Ultimately, the question of reporting relationship actually may be less important than three other attributes or critical success factors for the position: unfettered access to the CEO and board of directors; leadership of an enterprisewide risk management committee; and a mutually supportive working relationship with the chief financial officer and the chief administrative executive (CAE) of the organization.
One of the leading barriers to the successful implementation of ERM is the seemingly inevitable upper-level turf war it generates. Often the turf being fought over has belonged to either the CFO or the CAE. The CRO position breaks new ground in organizations, some of which may have been the responsibility of these two other senior positions. A CRO may be tempted to stake out that ground for himself or herself and battle to keep the claim. But that kind of belligerent, elbows-out-and-ready stance will more than likely doom ERM and the CRO in the organization.
Successful CROs acknowledge the possible tension with their new peers and look for opportunities to show that their position can complement what the CFO and CAE already do, take some of the load off their already full plates, and create synergies that benefit the organization and the CFO and CAE. What does the new CRO get from taking this cooperative and conciliatory approach? The CRO gains two strong allies and proponents for ERM and support for creating a risk aware culture, as well as the insights he or she will need to do the job most effectively.
Becoming the CRO
As the CRO position has begun to take shape, traditional property and casualty risk managers have to be wondering if it is reasonable for them to aspire to the CRO position. Current practice suggests that senior managers do not automatically conclude that the CRO must come from the ranks of existing risk managers. In fact, management looks for a CRO from a wide variety of disciplines: internal audit, strategic planning, finance, actuarial and risk management.

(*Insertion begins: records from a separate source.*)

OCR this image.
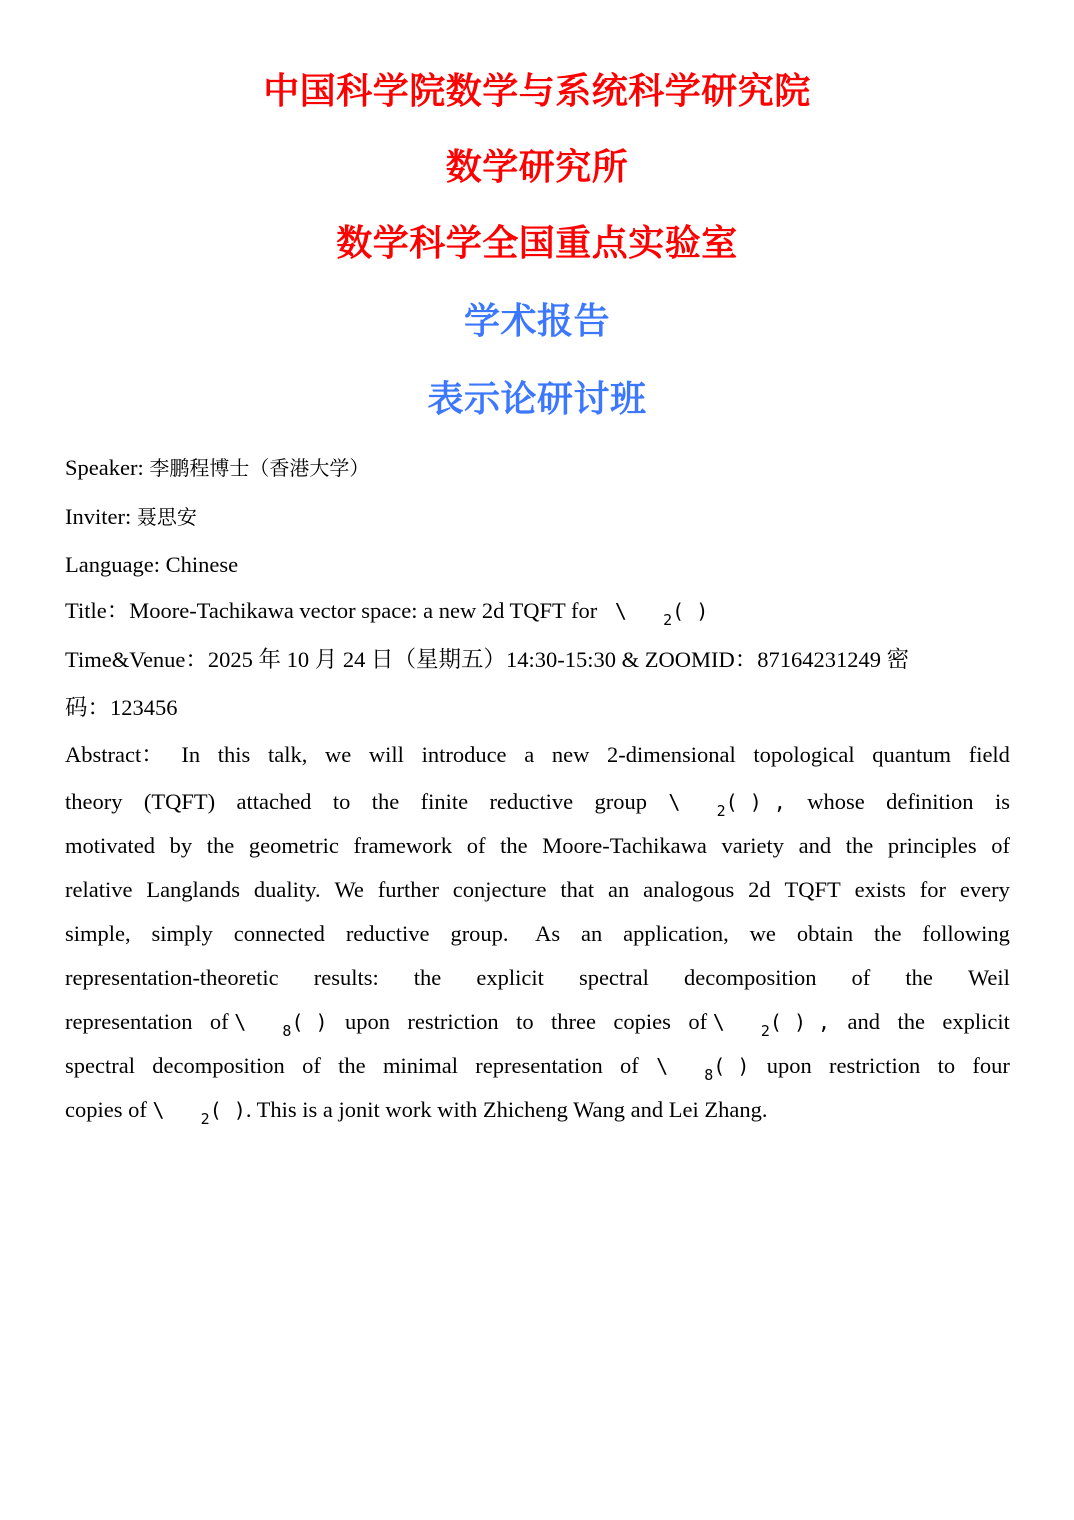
中国科学院数学与系统科学研究院
数学研究所
数学科学全国重点实验室
学术报告
表示论研讨班
Speaker: 李鹏程博士（香港大学）
Inviter: 聂思安
Language: Chinese
Title：Moore-Tachikawa vector space: a new 2d TQFT for  \   $_2$( )
Time&Venue：2025 年 10 月 24 日（星期五）14:30-15:30 & ZOOMID：87164231249 密
码：123456
Abstract： In this talk, we will introduce a new 2-dimensional topological quantum field
theory (TQFT) attached to the finite reductive group \   2( ) , whose definition is
motivated by the geometric framework of the Moore-Tachikawa variety and the principles of
relative Langlands duality. We further conjecture that an analogous 2d TQFT exists for every
simple, simply connected reductive group. As an application, we obtain the following
representation-theoretic results: the explicit spectral decomposition of the Weil
representation of \   8( ) upon restriction to three copies of \   2( ) , and the explicit
spectral decomposition of the minimal representation of \   8( ) upon restriction to four
copies of \   2( ). This is a jonit work with Zhicheng Wang and Lei Zhang.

In principle, risk managers should possess many of the skills that go into making a good CRO. As much as anyone in the organization, effective risk managers understand all the important aspects of the business. To recommend the best risk management and financing approaches, they must have a strong working knowledge of the business’s operations, finances, legal issues, buyers, suppliers, raw material inputs, finished products—in short, the value chain of the entire organization. They also need this comprehensive understanding to deal with all the organization’s internal and external constituents, including underwriters, claimants, contract holders and many, many more.
Moreover, risk managers have always had the difficult tasks of assimilating, analyzing and communicating sometimes complex concepts to leaders and managers who—while generally well-informed on financial and technical issues—often do not possess a strong risk management foundation.
Nonetheless, at present risk managers are not necessarily the first choice for chief risk officer. Despite their breadth of experience, risk managers often tend to present themselves as technical experts rather than as communicators, facilitators and leaders. If risk managers are to rise to this new position, those are the skills and attributes they need to develop and demonstrate. That is the clearest path to becoming the chief risk officer.
Charles R. Lee, managing principal, specializes in strategic risk financing consulting for the Tillinghast business of Towers Perrin.
Prakash Shimpi, practice leader, has global responsibility for leading the ERM practice for the Tillinghast business of Towers Perrin.